Biden podziękował również prezydentowi Egiptu i jego współpracownikom, którzy - jak powiedział - "odegrali kluczową rolę w działaniach dyplomatycznych".

- Te działania wojenne zakończyły się tragiczną śmiercią tak wielu cywilów, w tym dzieci. Przesyłam moje szczere kondolencje wszystkim rodzinom izraelskim i palestyńskim, które straciły najbliższych. Mam nadzieję na pełne wyzdrowienie tych, którzy odnieśli obrażenia - dodał Biden.

"W równym stopniu zasługują na bezpieczne życie"

Zapewnił o pragnieniu USA, aby we współdziałaniu z ONZ i innych międzynarodowych organizacji udzielić humanitarnej pomocy i wsparcia ludności Gazy. Zapowiedział, że uczyni to w pełnej współpracy z władzami Palestyńskimi, lecz nie z Hamasem.

"Uważam że Palestyńczycy i Izraelczycy w równym stopniu zasługują na bezpieczne życie i doświadczenie w jednakowej mierze wolności, dobrobytu i demokracji. Moja administracja będzie w tym celu kontynuować nieustanne działania dyplomatyczne. Wierzę, że mamy możliwość doprowadzenia do postępu i dokładamy wszelkich starań, aby to osiągnąć" – konkludował Biden.

"Tylko rozwiązanie polityczne przyniesie trwały pokój"

Informację o zawieszeniu broni między Izraelem a Hamasem z zadowoleniem przyjęła także szefowa Komisji Europejskiej Ursula von der Leyen. "Wzywam obie strony do jego umacniania [pokoju-red.] i ustabilizowania sytuacji w dłuższej perspektywie" – napisała na Twitterze.

"Tylko rozwiązanie polityczne przyniesie trwały pokój i bezpieczeństwo dla wszystkich" – oceniła von der Leyen.

Blinken pojedzie na Bliski Wschód

Sekretarz stanu USA Antony Blinken pojedzie na Bliski Wschód, gdzie przeprowadzi rozmowy ze swoimi izraelskimi, palestyńskmi i regionalnymi odpowiednikami - poinformował w czwartek Departament Stanu.
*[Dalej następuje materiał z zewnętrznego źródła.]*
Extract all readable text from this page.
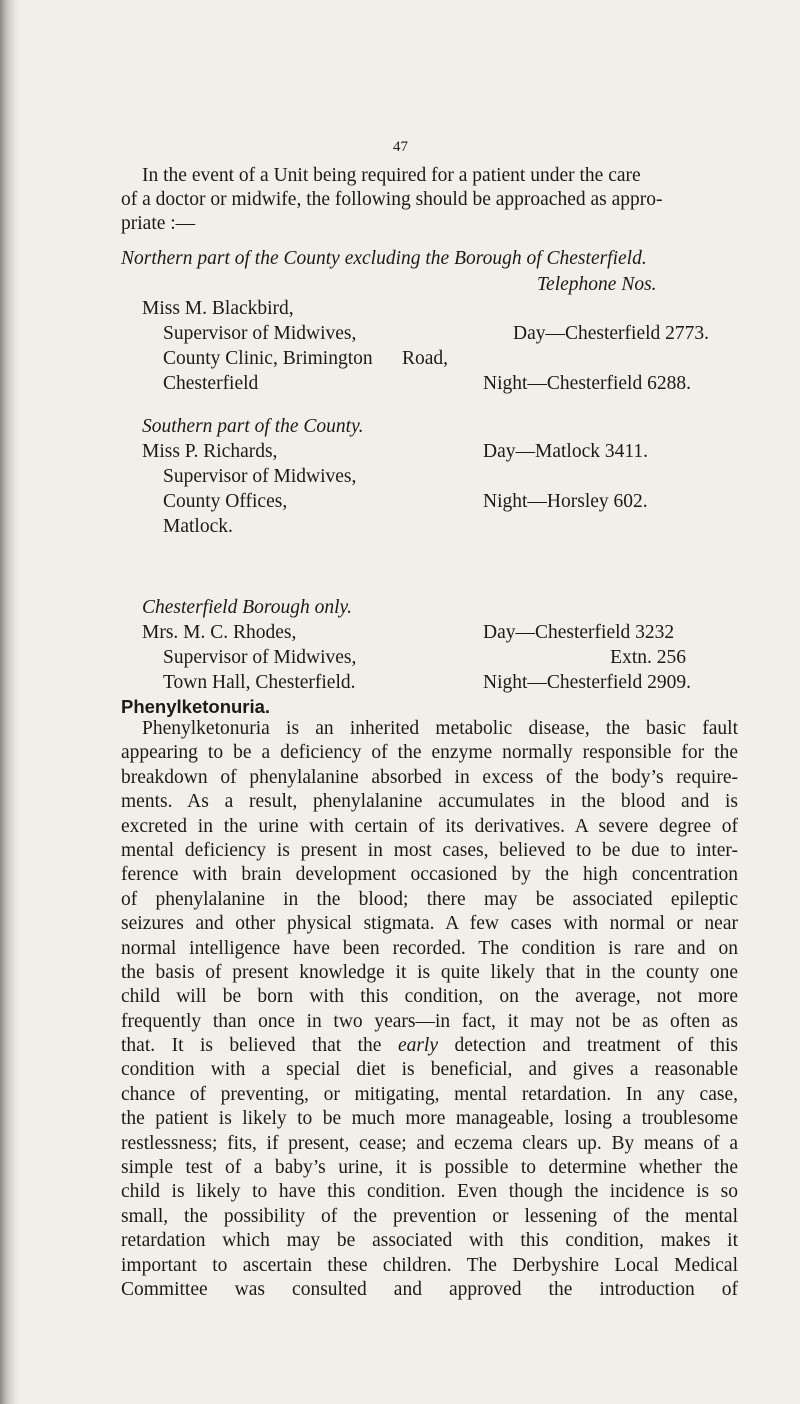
47
In the event of a Unit being required for a patient under the care
of a doctor or midwife, the following should be approached as appro-
priate :—
Northern part of the County excluding the Borough of Chesterfield.
Telephone Nos.
Miss M. Blackbird,
Supervisor of Midwives,	Day—Chesterfield 2773.
County Clinic, Brimington Road,
Chesterfield	Night—Chesterfield 6288.
Southern part of the County.
Miss P. Richards,	Day—Matlock 3411.
Supervisor of Midwives,
County Offices,	Night—Horsley 602.
Matlock.
Chesterfield Borough only.
Mrs. M. C. Rhodes,	Day—Chesterfield 3232
Supervisor of Midwives,	Extn. 256
Town Hall, Chesterfield.	Night—Chesterfield 2909.
Phenylketonuria.
Phenylketonuria is an inherited metabolic disease, the basic fault
appearing to be a deficiency of the enzyme normally responsible for the
breakdown of phenylalanine absorbed in excess of the body’s require-
ments. As a result, phenylalanine accumulates in the blood and is
excreted in the urine with certain of its derivatives. A severe degree of
mental deficiency is present in most cases, believed to be due to inter-
ference with brain development occasioned by the high concentration
of phenylalanine in the blood; there may be associated epileptic
seizures and other physical stigmata. A few cases with normal or near
normal intelligence have been recorded. The condition is rare and on
the basis of present knowledge it is quite likely that in the county one
child will be born with this condition, on the average, not more
frequently than once in two years—in fact, it may not be as often as
that. It is believed that the early detection and treatment of this
condition with a special diet is beneficial, and gives a reasonable
chance of preventing, or mitigating, mental retardation. In any case,
the patient is likely to be much more manageable, losing a troublesome
restlessness; fits, if present, cease; and eczema clears up. By means of a
simple test of a baby’s urine, it is possible to determine whether the
child is likely to have this condition. Even though the incidence is so
small, the possibility of the prevention or lessening of the mental
retardation which may be associated with this condition, makes it
important to ascertain these children. The Derbyshire Local Medical
Committee was consulted and approved the introduction of
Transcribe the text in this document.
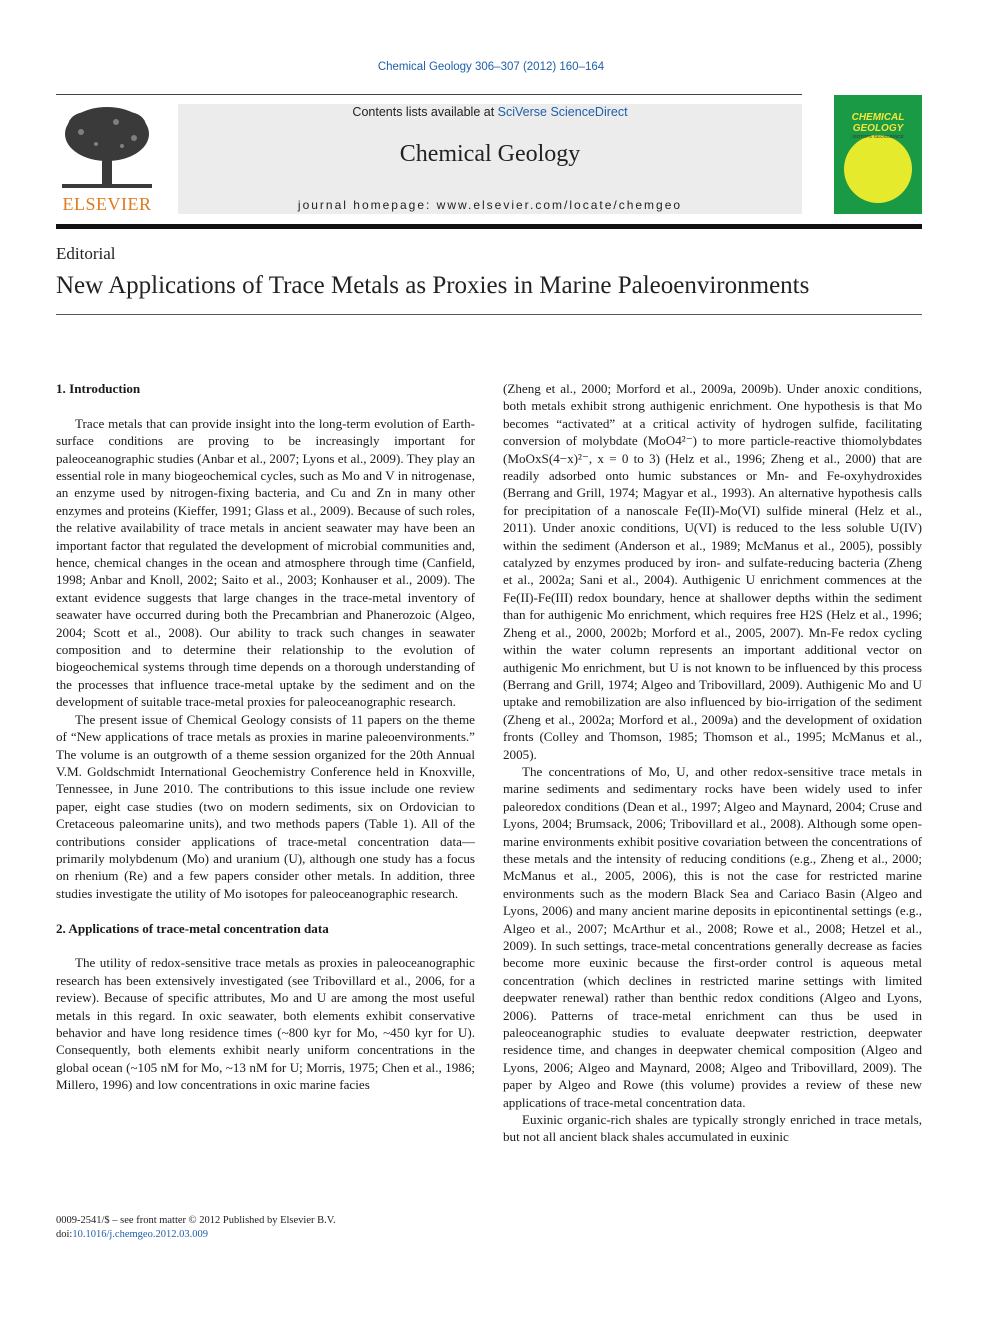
Chemical Geology 306–307 (2012) 160–164
ELSEVIER
Contents lists available at SciVerse ScienceDirect
Chemical Geology
journal homepage: www.elsevier.com/locate/chemgeo
CHEMICAL GEOLOGY
ISOTOPE GEOSCIENCE
Editorial
New Applications of Trace Metals as Proxies in Marine Paleoenvironments
1. Introduction

Trace metals that can provide insight into the long-term evolution of Earth-surface conditions are proving to be increasingly important for paleoceanographic studies (Anbar et al., 2007; Lyons et al., 2009). They play an essential role in many biogeochemical cycles, such as Mo and V in nitrogenase, an enzyme used by nitrogen-fixing bacteria, and Cu and Zn in many other enzymes and proteins (Kieffer, 1991; Glass et al., 2009). Because of such roles, the relative availability of trace metals in ancient seawater may have been an important factor that regulated the development of microbial communities and, hence, chemical changes in the ocean and atmosphere through time (Canfield, 1998; Anbar and Knoll, 2002; Saito et al., 2003; Konhauser et al., 2009). The extant evidence suggests that large changes in the trace-metal inventory of seawater have occurred during both the Precambrian and Phanerozoic (Algeo, 2004; Scott et al., 2008). Our ability to track such changes in seawater composition and to determine their relationship to the evolution of biogeochemical systems through time depends on a thorough understanding of the processes that influence trace-metal uptake by the sediment and on the development of suitable trace-metal proxies for paleoceanographic research.

The present issue of Chemical Geology consists of 11 papers on the theme of “New applications of trace metals as proxies in marine paleoenvironments.” The volume is an outgrowth of a theme session organized for the 20th Annual V.M. Goldschmidt International Geochemistry Conference held in Knoxville, Tennessee, in June 2010. The contributions to this issue include one review paper, eight case studies (two on modern sediments, six on Ordovician to Cretaceous paleomarine units), and two methods papers (Table 1). All of the contributions consider applications of trace-metal concentration data—primarily molybdenum (Mo) and uranium (U), although one study has a focus on rhenium (Re) and a few papers consider other metals. In addition, three studies investigate the utility of Mo isotopes for paleoceanographic research.

2. Applications of trace-metal concentration data

The utility of redox-sensitive trace metals as proxies in paleoceanographic research has been extensively investigated (see Tribovillard et al., 2006, for a review). Because of specific attributes, Mo and U are among the most useful metals in this regard. In oxic seawater, both elements exhibit conservative behavior and have long residence times (~800 kyr for Mo, ~450 kyr for U). Consequently, both elements exhibit nearly uniform concentrations in the global ocean (~105 nM for Mo, ~13 nM for U; Morris, 1975; Chen et al., 1986; Millero, 1996) and low concentrations in oxic marine facies

(Zheng et al., 2000; Morford et al., 2009a, 2009b). Under anoxic conditions, both metals exhibit strong authigenic enrichment. One hypothesis is that Mo becomes “activated” at a critical activity of hydrogen sulfide, facilitating conversion of molybdate (MoO4²⁻) to more particle-reactive thiomolybdates (MoOxS(4−x)²⁻, x = 0 to 3) (Helz et al., 1996; Zheng et al., 2000) that are readily adsorbed onto humic substances or Mn- and Fe-oxyhydroxides (Berrang and Grill, 1974; Magyar et al., 1993). An alternative hypothesis calls for precipitation of a nanoscale Fe(II)-Mo(VI) sulfide mineral (Helz et al., 2011). Under anoxic conditions, U(VI) is reduced to the less soluble U(IV) within the sediment (Anderson et al., 1989; McManus et al., 2005), possibly catalyzed by enzymes produced by iron- and sulfate-reducing bacteria (Zheng et al., 2002a; Sani et al., 2004). Authigenic U enrichment commences at the Fe(II)-Fe(III) redox boundary, hence at shallower depths within the sediment than for authigenic Mo enrichment, which requires free H2S (Helz et al., 1996; Zheng et al., 2000, 2002b; Morford et al., 2005, 2007). Mn-Fe redox cycling within the water column represents an important additional vector on authigenic Mo enrichment, but U is not known to be influenced by this process (Berrang and Grill, 1974; Algeo and Tribovillard, 2009). Authigenic Mo and U uptake and remobilization are also influenced by bio-irrigation of the sediment (Zheng et al., 2002a; Morford et al., 2009a) and the development of oxidation fronts (Colley and Thomson, 1985; Thomson et al., 1995; McManus et al., 2005).

The concentrations of Mo, U, and other redox-sensitive trace metals in marine sediments and sedimentary rocks have been widely used to infer paleoredox conditions (Dean et al., 1997; Algeo and Maynard, 2004; Cruse and Lyons, 2004; Brumsack, 2006; Tribovillard et al., 2008). Although some open-marine environments exhibit positive covariation between the concentrations of these metals and the intensity of reducing conditions (e.g., Zheng et al., 2000; McManus et al., 2005, 2006), this is not the case for restricted marine environments such as the modern Black Sea and Cariaco Basin (Algeo and Lyons, 2006) and many ancient marine deposits in epicontinental settings (e.g., Algeo et al., 2007; McArthur et al., 2008; Rowe et al., 2008; Hetzel et al., 2009). In such settings, trace-metal concentrations generally decrease as facies become more euxinic because the first-order control is aqueous metal concentration (which declines in restricted marine settings with limited deepwater renewal) rather than benthic redox conditions (Algeo and Lyons, 2006). Patterns of trace-metal enrichment can thus be used in paleoceanographic studies to evaluate deepwater restriction, deepwater residence time, and changes in deepwater chemical composition (Algeo and Lyons, 2006; Algeo and Maynard, 2008; Algeo and Tribovillard, 2009). The paper by Algeo and Rowe (this volume) provides a review of these new applications of trace-metal concentration data.

Euxinic organic-rich shales are typically strongly enriched in trace metals, but not all ancient black shales accumulated in euxinic

0009-2541/$ – see front matter © 2012 Published by Elsevier B.V.
doi:10.1016/j.chemgeo.2012.03.009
Celem podróży ma być "wspólna praca na rzecz lepszej przyszłości dla Izraelczyków i Palestyńczyków" - głosi komunikat. Blinken rozmawiał w czwartek telefonicznie z ministrem spraw zagranicznych Izraela Gabim Aszkenazim, którego poinformował o swojej podróży. Jej data nie została jeszcze ogłoszona.

Hamas i Izrael poinformowały w nocy z czwartku na piątek o wstrzymaniu ognia. Od 10 maja, gdy rozpoczęły się walki, zginęło 232 Palestyńczyków, w tym 65 dzieci i 39 kobiet, a ponad 1700 osób zostało rannych. Straty Izraela, według oficjalnych danych, wynoszą 12 zabitych.